Solomon would have been astonished. In Jerusalem last week the Israelis dedicated a "supreme religious center" in the form of a glittering seven-story building, white-cupolaed and monumental with pillars, fitted out inside with tiles and marble, English oak paneling, elevators, and hot-air blowers (instead of towels) in the lavatories. It cost $1,700,000--more than two-thirds of it from the pocket of British Chain Store Tycoon Isaac Wolf son--and the dedication ceremony was appropriate for a building that aspires to be the new center of religious law for all the world's Orthodox Jews.
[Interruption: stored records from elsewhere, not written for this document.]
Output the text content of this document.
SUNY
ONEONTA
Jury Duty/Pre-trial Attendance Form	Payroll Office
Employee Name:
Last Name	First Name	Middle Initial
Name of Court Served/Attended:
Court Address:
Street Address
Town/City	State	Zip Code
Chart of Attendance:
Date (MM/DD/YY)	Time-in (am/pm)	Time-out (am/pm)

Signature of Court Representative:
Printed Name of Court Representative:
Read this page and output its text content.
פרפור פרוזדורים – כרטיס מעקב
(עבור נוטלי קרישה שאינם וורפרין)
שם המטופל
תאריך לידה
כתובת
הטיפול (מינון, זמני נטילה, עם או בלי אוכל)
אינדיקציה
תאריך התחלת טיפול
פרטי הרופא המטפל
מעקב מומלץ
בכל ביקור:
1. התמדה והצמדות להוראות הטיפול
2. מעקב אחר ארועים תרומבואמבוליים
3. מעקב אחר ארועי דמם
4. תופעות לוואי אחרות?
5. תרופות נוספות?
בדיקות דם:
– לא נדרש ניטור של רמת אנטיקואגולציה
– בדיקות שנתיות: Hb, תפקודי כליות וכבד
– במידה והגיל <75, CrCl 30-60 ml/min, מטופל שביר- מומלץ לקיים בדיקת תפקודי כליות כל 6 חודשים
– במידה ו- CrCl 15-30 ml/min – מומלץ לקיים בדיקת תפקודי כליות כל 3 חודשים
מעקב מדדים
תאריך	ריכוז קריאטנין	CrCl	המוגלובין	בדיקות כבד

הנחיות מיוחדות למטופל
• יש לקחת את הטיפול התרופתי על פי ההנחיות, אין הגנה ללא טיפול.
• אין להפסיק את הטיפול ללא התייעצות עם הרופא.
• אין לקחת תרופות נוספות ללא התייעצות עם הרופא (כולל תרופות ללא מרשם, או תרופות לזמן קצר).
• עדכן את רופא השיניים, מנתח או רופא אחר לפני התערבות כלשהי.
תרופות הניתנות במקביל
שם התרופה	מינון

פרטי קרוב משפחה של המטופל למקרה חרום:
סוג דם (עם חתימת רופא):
Bearded rabbis in frock coats and black hats stepped solemnly down King George Avenue to the pale gold building, crossed the pastel rose and green entrance hall and climbed the Galilee-marble staircase (or took the elevator) to the huge reception hall on the fifth floor. They mingled there with a crush of notables as international as Israel herself: robed prelates of the Greek Orthodox and Coptic Churches, Moslem and Druse dignitaries, and members of the diplomatic corps (who kept their hats on like their Israeli hosts). There were even some English ladies in picture hats--guests of Benefactor Wolf-son--bobbing like exotic flowers in the wilderness of beards and black hats, and they caused a dither of commotion among the ushers when they refused to be seated in isolation at the back of the hall, insisted on accompanying their menfolk.

Rosy-cheeked Donor Wolfson formally declared the center open, accepted a gold key and quipped: "First time in my life I've ever received a golden dividend on opening day." There were prayers, speeches, readings of messages and singing of psalms. Two Yemenites ended the ceremony with a blast on twisted ram's horn shofars.

Irreverent Israelis call the new center "the Vatican"; the more cynical refer to it as "party headquarters" for Mizrahi, the National Religious Party in Premier David Ben-Gurion's government. The Chief Rabbinate that the center will house --Ashkenazic Chief Rabbi Isaac Halevi Herzog and Sephardic Chief Rabbi Itzhak Nissim, plus their staffs of scholars and law courts--has jurisdiction over marriage, divorce and many disputes affecting the personal status of Israelis. The rabbinate--which is already staffing its research departments with Talmudic scholars for the job--is breaking new ground in setting itself up as chief authority among the world's Jews in interpretation of the Talmud.